As always, your podcasts are equal parts entertaining and educational, with a smidgeon of ick tossed in, of course. I love infection prevention with my whole heart, but there are certain facts I chose to… dis-remember, especially when it comes to how many parasites we have living in and on our corporeal forms.

I have recently pivoted from 10 years as an ICU RN, so I am just starting out my Infection Control/Prevention career. But when I read the case study, Ascariasis immediately came to mind. (Also, because I had just review it for my CBIC exam. Sitting for it on 3/1 – wish me luck!!)

My guess would be infestation by Ascaris lumbricoides, both by symptomology, available diagnostics, and patient location in Guinea. Lumbricoides being the most common roundworm to infest humans, and Guinea suffering under poverty and poor infrastructure for sanitation systems.

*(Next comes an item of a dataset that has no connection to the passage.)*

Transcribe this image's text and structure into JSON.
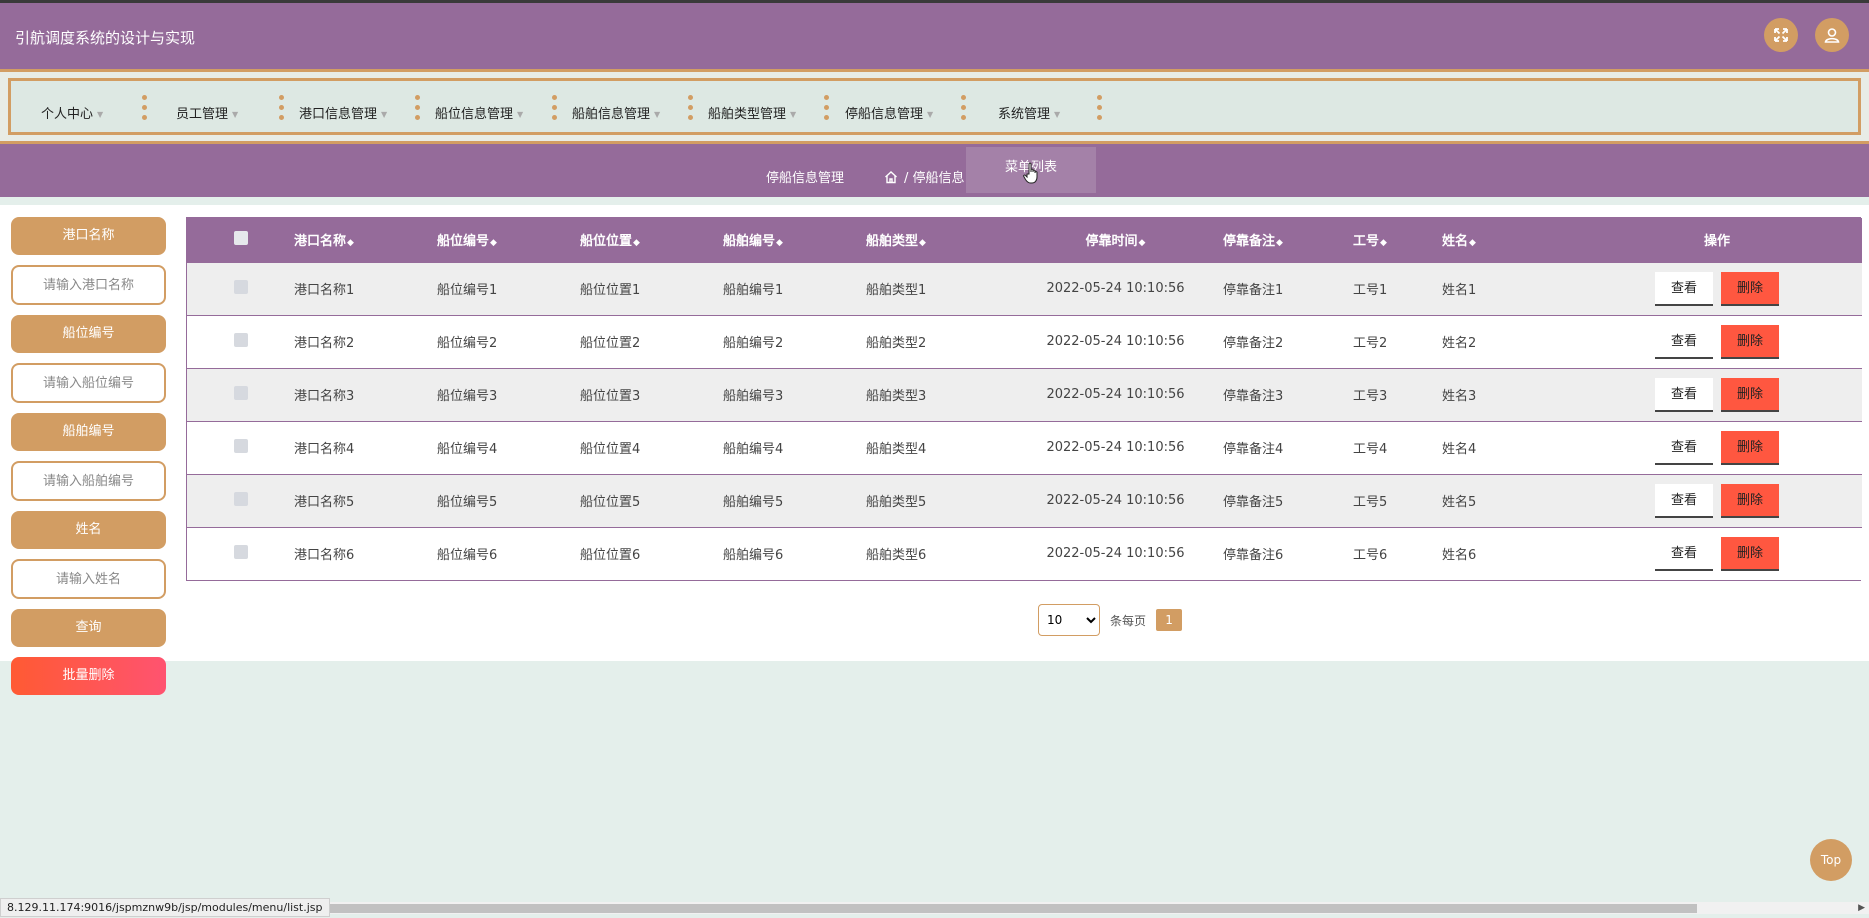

Treatment with antibiotics and antimalarials were not effective, but my guess is a single dose of an ascaricide like albendazole or ivermectin at the second hospital cleared up her infestation.

A correct, evidence-based use for ivermectin, I may note. Though I do have a Pavlovian surge of fury when I even read the word ‘ivermectin’ these days…

Anyway, thank you for this interesting consult. I look forward to our next interdisciplinary collaboration.